Le troupeau compte actuellement 650 chèvres, dont 500 en lactation. La plupart sont de race Saanen, mais il y a aussi des croisements avec les races Toggenburg et Nubian. Au niveau des bâtiments, les aménagements requis pour accueillir ces animaux ont été heureusement très légers. L’ancienne étable pour les jeunes bovins était généreusement proportionnée et a ainsi été dédiée aux chèvres. Un carrousel de traite a été installé – les chèvres sont traites deux fois par jour – de même qu’un système d’alimentation automatique. La superficie de la société agricole s’étend aujourd’hui sur quelque 85 ha.

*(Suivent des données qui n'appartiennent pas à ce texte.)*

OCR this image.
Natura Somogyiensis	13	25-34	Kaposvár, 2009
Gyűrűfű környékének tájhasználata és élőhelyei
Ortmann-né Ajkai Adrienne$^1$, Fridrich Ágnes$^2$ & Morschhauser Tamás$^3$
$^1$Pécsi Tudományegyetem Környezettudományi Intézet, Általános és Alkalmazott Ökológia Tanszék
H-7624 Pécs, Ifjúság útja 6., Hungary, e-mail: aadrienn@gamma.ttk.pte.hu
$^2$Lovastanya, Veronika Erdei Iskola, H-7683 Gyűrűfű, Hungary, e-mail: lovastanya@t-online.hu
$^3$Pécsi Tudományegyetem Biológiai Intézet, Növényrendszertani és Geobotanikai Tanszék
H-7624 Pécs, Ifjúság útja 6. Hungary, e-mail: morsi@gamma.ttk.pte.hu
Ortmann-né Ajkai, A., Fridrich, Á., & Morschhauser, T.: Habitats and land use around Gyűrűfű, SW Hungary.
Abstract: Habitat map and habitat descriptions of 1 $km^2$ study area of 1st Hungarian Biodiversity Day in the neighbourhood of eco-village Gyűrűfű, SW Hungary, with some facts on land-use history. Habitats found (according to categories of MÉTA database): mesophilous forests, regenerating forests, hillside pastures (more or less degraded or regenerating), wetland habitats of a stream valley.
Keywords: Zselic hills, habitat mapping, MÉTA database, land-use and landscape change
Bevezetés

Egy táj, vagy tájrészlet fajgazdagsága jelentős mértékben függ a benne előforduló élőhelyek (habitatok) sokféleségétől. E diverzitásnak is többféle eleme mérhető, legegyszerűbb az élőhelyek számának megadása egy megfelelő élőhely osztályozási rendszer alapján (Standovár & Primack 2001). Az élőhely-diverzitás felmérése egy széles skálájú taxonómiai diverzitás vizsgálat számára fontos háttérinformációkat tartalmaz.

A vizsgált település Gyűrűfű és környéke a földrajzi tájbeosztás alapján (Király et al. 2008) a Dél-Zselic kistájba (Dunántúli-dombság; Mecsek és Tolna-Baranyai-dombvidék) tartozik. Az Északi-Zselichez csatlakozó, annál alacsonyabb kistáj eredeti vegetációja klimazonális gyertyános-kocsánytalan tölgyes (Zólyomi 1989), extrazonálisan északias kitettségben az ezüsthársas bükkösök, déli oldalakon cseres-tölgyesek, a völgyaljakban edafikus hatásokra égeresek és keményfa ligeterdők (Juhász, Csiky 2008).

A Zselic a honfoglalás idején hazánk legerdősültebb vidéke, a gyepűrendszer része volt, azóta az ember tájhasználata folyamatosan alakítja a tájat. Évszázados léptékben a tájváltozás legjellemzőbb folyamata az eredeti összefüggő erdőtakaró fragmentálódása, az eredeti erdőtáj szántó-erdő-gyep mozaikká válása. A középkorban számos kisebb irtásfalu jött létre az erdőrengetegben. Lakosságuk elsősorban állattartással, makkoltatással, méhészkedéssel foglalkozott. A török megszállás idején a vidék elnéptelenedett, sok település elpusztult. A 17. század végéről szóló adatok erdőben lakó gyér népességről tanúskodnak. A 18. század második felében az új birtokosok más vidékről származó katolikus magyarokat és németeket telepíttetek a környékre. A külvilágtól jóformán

« Nous élevons les chèvres de la manière la plus extensive et naturelle possible. C’est ainsi que de nombreux bosquets bordent nos prairies. C’est là que les caprins aiment grignoter et cela participe à diversifier leur alimentation. Les chèvres se nourrissent également principalement de graminées, trèfles et céréales. En hiver, nous complétons la ration avec des betteraves fourragères. Sur le plan alimentaire, l’élevage caprin s’accorde parfaitement avec le bétail laitier ».
En termes de santé animale, les deux espèces animales constituent également un bon tandem. « Les petits ruminants sont sensibles aux infections par les vers. Pour les prévenir, nous avons un calendrier de pâturage serré. Les chèvres restent sur la même parcelle pendant 3 semaines au maximum. Les 6 semaines suivantes, les vaches prennent le relais, sans le moindre risque. Cette conduite permet de maîtriser les risques d’infestation parasitaire ».
En 2017, une très vaste grange a été construite pour le stockage du fourrage (60 m de long, 12 m de large et 10 m de haut, pour une capacité de 3.000 m³) . « Comme les chèvres mangent du foin autant que les vaches, nous avons jugé utile de sécher l’herbe plutôt que de l’ensiler. Disposant d’une main-d’œuvre suffisante, nous prenons désormais en charge ce travail printanier intensif : fini le recours à un entrepreneur et fini aussi l’usage de films plastiques. Après quelques jours de séchage au sol, l’herbe préfanée est acheminée jusqu’à la grange où elle est soumise à un séchage plus poussé. »
Cette année, la première coupe a été réalisée au début du mois d’avril et la deuxième est intervenue à la mi-mai ».